Завидуя философу, решил лечь спать. Не отказался бы теперь уснуть если не вечным сном, то летаргическим. Чтобы проспать несколько месяцев кряду, как лягушка, безболезненно вмерзшая в толщу льда, раз уж стать принцем от поцелуя прекрасной принцессы мне теперь не грозило, и даже в мечтах не грезилось.
В спальне я рухнул на кровать, не раздеваясь, и лишь тогда заметил, что тяжелый запах черемухи пробрался и сюда. К нему уже примешивались нотки тления. Я думал, было, встать и выбросить цветок, но сон сковал меня по рукам и ногам. Мгновением прежде, чем уснул, я подумал об одноименном слезоточивом газе. Быть может, стоило распылить его в квартире? Тогда я обрел бы облегчение в слезах.
Я провалился в сон внезапно, отключился, как по воле анестезиолога, и даже не пришлось считать от десяти до одного…
Проснулся же от собственного кашля в густом черном дыму.
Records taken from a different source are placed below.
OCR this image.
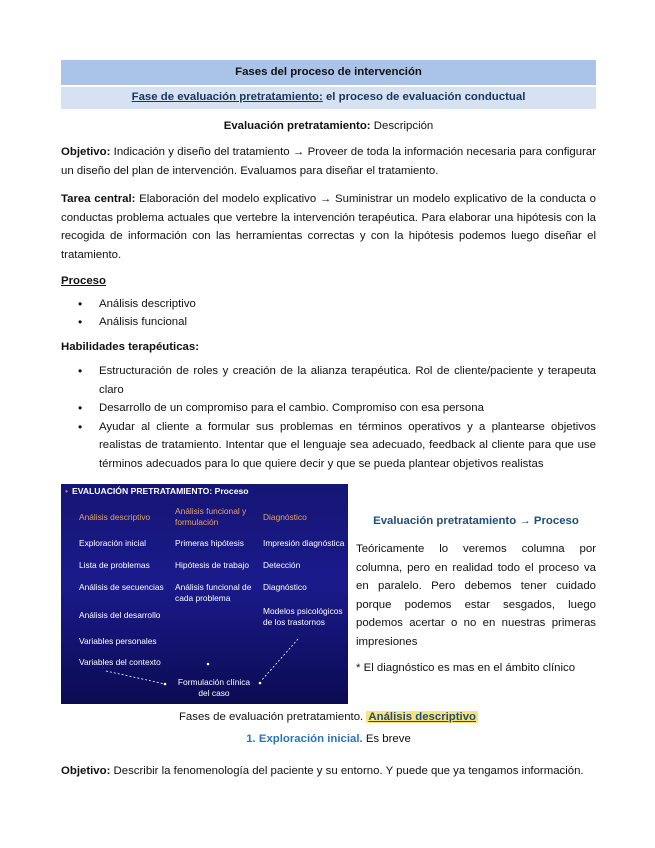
Fases del proceso de intervención
Fase de evaluación pretratamiento: el proceso de evaluación conductual

Evaluación pretratamiento: Descripción

Objetivo: Indicación y diseño del tratamiento → Proveer de toda la información necesaria para configurar un diseño del plan de intervención. Evaluamos para diseñar el tratamiento.

Tarea central: Elaboración del modelo explicativo → Suministrar un modelo explicativo de la conducta o conductas problema actuales que vertebre la intervención terapéutica. Para elaborar una hipótesis con la recogida de información con las herramientas correctas y con la hipótesis podemos luego diseñar el tratamiento.

Proceso

• Análisis descriptivo
• Análisis funcional

Habilidades terapéuticas:

• Estructuración de roles y creación de la alianza terapéutica. Rol de cliente/paciente y terapeuta claro
• Desarrollo de un compromiso para el cambio. Compromiso con esa persona
• Ayudar al cliente a formular sus problemas en términos operativos y a plantearse objetivos realistas de tratamiento. Intentar que el lenguaje sea adecuado, feedback al cliente para que use términos adecuados para lo que quiere decir y que se pueda plantear objetivos realistas
• EVALUACIÓN PRETRATAMIENTO: Proceso
Análisis descriptivo
Análisis funcional y formulación	Diagnóstico
Exploración inicial
Lista de problemas
Análisis de secuencias
Análisis del desarrollo
Variables personales
Variables del contexto
Primeras hipótesis
Hipótesis de trabajo
Análisis funcional de cada problema
Impresión diagnóstica
Detección
Diagnóstico
Modelos psicológicos de los trastornos
Formulación clínica del caso
Evaluación pretratamiento → Proceso

Teóricamente lo veremos columna por columna, pero en realidad todo el proceso va en paralelo. Pero debemos tener cuidado porque podemos estar sesgados, luego podemos acertar o no en nuestras primeras impresiones

* El diagnóstico es mas en el ámbito clínico

Fases de evaluación pretratamiento. Análisis descriptivo
1. Exploración inicial. Es breve

Objetivo: Describir la fenomenología del paciente y su entorno. Y puede que ya tengamos información.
Не видя ничего, задыхаясь, бросился вон из комнаты.
В коридоре трещал огонь – скользил по глади паркета. Босой, я мог еще преодолеть те несколько шагов, что отделяли меня от входной двери. Но тут заметил ее – собственную смерть, что, словно джин, томилась не в бутылке, а в канистре с керосином. Ее уже обнимал огонь, я видел, как тает снегом белый пластик…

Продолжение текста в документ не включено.